Archie Hubbard

Personal information
- Full name: Archibald Hubbard
- Date of birth: 7 February 1883
- Place of birth: Leicester, England
- Date of death: 24 September 1967
- Place of death: Gloucester, England
- Position: Inside forward

Senior career*
- Years: Team / Apps / (Gls)
- Leicester Imperial
- 1901–19xx: Humberstone Victoria
- St Andrews
- Leicester
- 1904–1907: Leicester Fosse
- 1907–1908: Fulham
- 1908–1909: Watford / 50 / (18)
- 1909–1910: Norwich City
- 1910–1912: Grimsby Town
- 1912–1913: Lincoln City
- 1913–19xx: Leicester Imperial

= Archie Hubbard =

English footballer

Archibald Hubbard (7 February 1883 – 1967, alternatively known as Archie Hubbard or Ranji Hubbard) was an English association footballer. Predominately an inside forward, he was also capable of playing as a winger or a centre forward.

==Career==

Born in Leicester, Hubbard spent much of his early career in the local area with Leicester Imperial, St Andrews and Leicester, and a period at Humberstone Victoria. He joined Football League club Leicester Fosse (now known as Leicester City) as an amateur in March 1904, turning professional at the start of the 1904–05 season. After three years at Leicester, Hubbard moved south, joining 1906–07 Southern League champions Fulham in May 1907, and Watford eight months later.

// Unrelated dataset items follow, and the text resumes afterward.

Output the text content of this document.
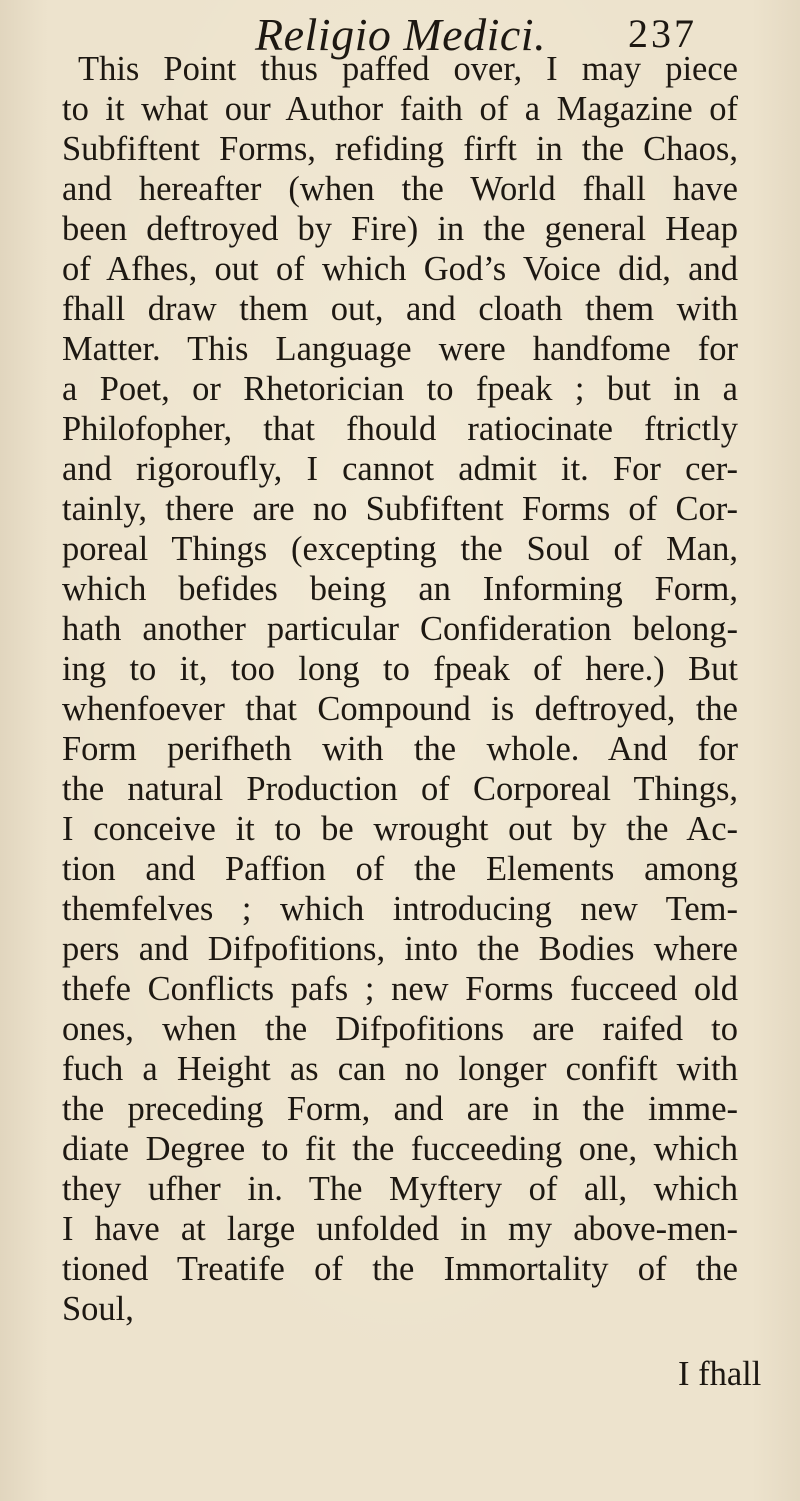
Religio Medici. 237
This Point thus paffed over, I may piece
to it what our Author faith of a Magazine of
Subfiftent Forms, refiding firft in the Chaos,
and hereafter (when the World fhall have
been deftroyed by Fire) in the general Heap
of Afhes, out of which God’s Voice did, and
fhall draw them out, and cloath them with
Matter. This Language were handfome for
a Poet, or Rhetorician to fpeak ; but in a
Philofopher, that fhould ratiocinate ftrictly
and rigoroufly, I cannot admit it. For cer-
tainly, there are no Subfiftent Forms of Cor-
poreal Things (excepting the Soul of Man,
which befides being an Informing Form,
hath another particular Confideration belong-
ing to it, too long to fpeak of here.) But
whenfoever that Compound is deftroyed, the
Form perifheth with the whole. And for
the natural Production of Corporeal Things,
I conceive it to be wrought out by the Ac-
tion and Paffion of the Elements among
themfelves ; which introducing new Tem-
pers and Difpofitions, into the Bodies where
thefe Conflicts pafs ; new Forms fucceed old
ones, when the Difpofitions are raifed to
fuch a Height as can no longer confift with
the preceding Form, and are in the imme-
diate Degree to fit the fucceeding one, which
they ufher in. The Myftery of all, which
I have at large unfolded in my above-men-
tioned Treatife of the Immortality of the
Soul,
I fhall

In 1908–08, his only complete season at Watford, Hubbard made the most appearances of any Watford player, and also finished as the top scorer with 16 goals from 42 games.

After leaving Watford in May 1909, Hubbard returned north, firstly with Norwich City, and later Grimsby Town—with whom he won the Midland League—and Lincoln City. He finished his career in his hometown with his former club Leicester Imperial.